Regardless of whether a build-up of selfish mutations is the fundamental driver of ageing or just one contributor to it, it means the idea that we will ever halt ageing is nonsense. Sure, we may be able to slow the accumulation of mutations by taking certain drugs and even fix some of them with gene editing, but all such efforts will ultimately prove futile.
Even if body transplants become a reality, the brain will still eventually fail. A study of people who died in accidents found around 1500 mutations in each neuron analysed. There’s just no holding back the great flood of mutations for long.
At least, there’s no way to hold back the flood after we have been conceived. Khamsi notes that “humans are the first living creatures that seek to shape their genetic destinies”, but she doesn’t go on to draw what seems to me the obvious conclusion: that the only way to dramatically extend lifespans is to radically redesign the human genome to massively reduce the mutation rate.
I think this could become feasible. But I wouldn’t describe it as extending human lifespan. To mutate is human. If this is ever done, these new beings will no longer be human.
Three more great books on inheritance and change

Power, Sex, Suicide: Mitochondria and the meaning of life by Nick Lane
Human cells’ energy-generating mitochondria were independent bacteria before their symbiotic union with our ancestors made complex life possible. But as Lane writes, their otherness still shapes our destinies in all kinds of ways.

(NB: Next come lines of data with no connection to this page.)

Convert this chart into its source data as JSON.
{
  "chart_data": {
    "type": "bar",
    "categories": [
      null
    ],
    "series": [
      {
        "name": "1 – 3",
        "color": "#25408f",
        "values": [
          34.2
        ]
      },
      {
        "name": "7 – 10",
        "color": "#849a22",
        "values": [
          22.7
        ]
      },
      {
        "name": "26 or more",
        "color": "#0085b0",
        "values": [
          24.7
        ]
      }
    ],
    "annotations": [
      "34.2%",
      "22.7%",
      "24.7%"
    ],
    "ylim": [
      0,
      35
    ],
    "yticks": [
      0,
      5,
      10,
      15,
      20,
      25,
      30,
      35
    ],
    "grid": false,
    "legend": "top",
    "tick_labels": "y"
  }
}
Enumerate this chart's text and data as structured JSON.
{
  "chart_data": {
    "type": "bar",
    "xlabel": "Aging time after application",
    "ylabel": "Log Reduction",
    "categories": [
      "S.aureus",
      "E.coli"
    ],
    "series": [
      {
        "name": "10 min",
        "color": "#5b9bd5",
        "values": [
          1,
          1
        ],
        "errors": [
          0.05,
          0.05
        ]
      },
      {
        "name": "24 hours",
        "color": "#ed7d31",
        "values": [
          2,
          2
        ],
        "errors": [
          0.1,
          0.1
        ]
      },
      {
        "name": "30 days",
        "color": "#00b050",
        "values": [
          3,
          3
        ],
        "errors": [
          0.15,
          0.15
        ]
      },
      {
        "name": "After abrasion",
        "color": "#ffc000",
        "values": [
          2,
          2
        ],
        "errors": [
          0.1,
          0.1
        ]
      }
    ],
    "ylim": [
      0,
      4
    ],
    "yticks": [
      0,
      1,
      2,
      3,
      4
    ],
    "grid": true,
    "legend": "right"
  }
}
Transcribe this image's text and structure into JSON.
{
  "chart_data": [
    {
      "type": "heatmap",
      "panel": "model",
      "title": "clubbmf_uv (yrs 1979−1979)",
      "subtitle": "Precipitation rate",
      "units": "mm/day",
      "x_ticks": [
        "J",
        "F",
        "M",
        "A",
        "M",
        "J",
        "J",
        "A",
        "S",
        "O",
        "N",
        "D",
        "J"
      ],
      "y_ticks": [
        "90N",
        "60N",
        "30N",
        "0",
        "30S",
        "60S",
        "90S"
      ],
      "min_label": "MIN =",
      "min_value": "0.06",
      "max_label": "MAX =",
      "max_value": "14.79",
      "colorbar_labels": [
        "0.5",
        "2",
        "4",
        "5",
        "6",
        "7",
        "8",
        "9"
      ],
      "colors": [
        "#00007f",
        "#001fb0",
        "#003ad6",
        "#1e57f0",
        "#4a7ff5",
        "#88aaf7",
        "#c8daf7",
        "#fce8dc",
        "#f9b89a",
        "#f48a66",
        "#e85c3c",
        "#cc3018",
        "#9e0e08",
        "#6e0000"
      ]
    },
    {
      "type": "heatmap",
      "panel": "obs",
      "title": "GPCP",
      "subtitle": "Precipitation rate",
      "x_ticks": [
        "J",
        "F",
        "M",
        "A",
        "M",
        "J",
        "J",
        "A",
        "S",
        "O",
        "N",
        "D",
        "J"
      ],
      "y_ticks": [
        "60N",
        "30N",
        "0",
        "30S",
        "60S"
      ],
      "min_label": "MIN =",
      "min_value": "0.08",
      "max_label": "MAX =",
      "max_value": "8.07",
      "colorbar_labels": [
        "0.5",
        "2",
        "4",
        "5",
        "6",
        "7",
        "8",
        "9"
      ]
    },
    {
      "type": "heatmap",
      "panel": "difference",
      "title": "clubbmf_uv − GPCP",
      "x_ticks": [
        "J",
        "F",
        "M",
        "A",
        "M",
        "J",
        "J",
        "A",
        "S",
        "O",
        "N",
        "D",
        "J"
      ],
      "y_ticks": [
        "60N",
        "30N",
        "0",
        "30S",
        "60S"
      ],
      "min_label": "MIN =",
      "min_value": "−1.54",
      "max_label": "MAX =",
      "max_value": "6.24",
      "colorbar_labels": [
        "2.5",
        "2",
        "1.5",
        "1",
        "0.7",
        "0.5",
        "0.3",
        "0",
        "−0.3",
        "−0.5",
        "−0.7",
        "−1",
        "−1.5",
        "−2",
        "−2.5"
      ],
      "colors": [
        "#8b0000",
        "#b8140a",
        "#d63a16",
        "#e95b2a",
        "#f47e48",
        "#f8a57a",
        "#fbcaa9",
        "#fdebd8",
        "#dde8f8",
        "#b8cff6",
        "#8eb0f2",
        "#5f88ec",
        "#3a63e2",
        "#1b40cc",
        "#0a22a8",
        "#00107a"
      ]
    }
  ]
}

Mutants: On the form, varieties and errors of the human body by Armand Marie Leroi
We are all mutants, Leroi writes. Babies can be born with a single eye in the middle of their head, for example. Sadly, cyclopia is fatal. However, such conditions help us learn about our development.

Old Man’s War by John Scalzi
Is old age always the end? Not in Old Man’s War, an enormously enjoyable science-fiction romp. No spoilers, but I highly recommend it – and, amazingly, the sequels are just as good, if not even better.